Saturday, December 1, 2012

The bell comes forward (1908)

On December 26, 1907, Charles G. Conn drafted a letter to the U. S. Patent Office that would bring a dramatic change to the Sousaphone, as well as to other bell-up instruments. Here's a portion of what he wrote:
The object of my invention is to construct the bells of brass wind musical instruments with curved axes and by attaching these curved bells to the bell-tubes of the instruments by means of curved sleeves, to provide a bell-front instrument having a much larger field of adjustment than heretofore.
The application was filed on February 13, 1908 (although not approved until August 17, 1909), and included the following diagram:

Image, along with entire patent info, available online here
The Feburary 1, 1908 edition of The Music Trade Review (vol. 46, no. 5, pp. 40-41) reported on this "new Wonderphone family of instruments," where "the volume of tone for the entire band can be directed toward the audience instead of being partly projected skyward or toward the ceiling as with the bell-up instruments" (p. 40). It also revealed that Conn "has been working on the development of these instruments for the past two years," and that "pirates [are] already in evidence."

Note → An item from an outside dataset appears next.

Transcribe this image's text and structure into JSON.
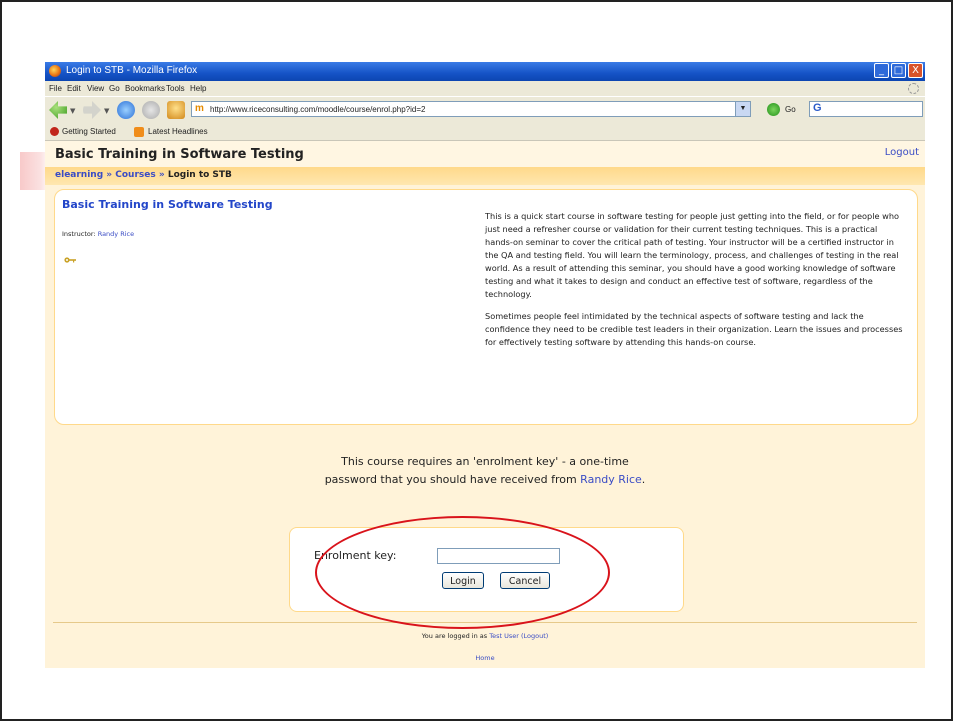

Three weeks later, the journal further reported on "The Wonderful 'Wonderphone'" (MTR, February 22, 1908, vol. 46, no. 8, p. 40), and five months later, published this full page feature (MTR, July 11, 1908, vol. 47, no. 2, p. 37):

Image courtesy of The Music Trade Review online
The instrument on the left above is what we know as the Sousaphone today, but since that name was already tied to the bell-up horn that Pepper first built sometime between 1894-96, and Conn improved upon in 1898, this new bell-forward horn was dubbed "The Helicon BBb Bass Wonderphone."

That name, or something close to it (e.g. "Wonderphone Helicon") seems to have remained until 1918, when the bell-forward horn began to be referred to exclusively as "The Sousaphone Grand" (see C. G. Conn's Musical Truth, May 1918, vol. 10, no. 22).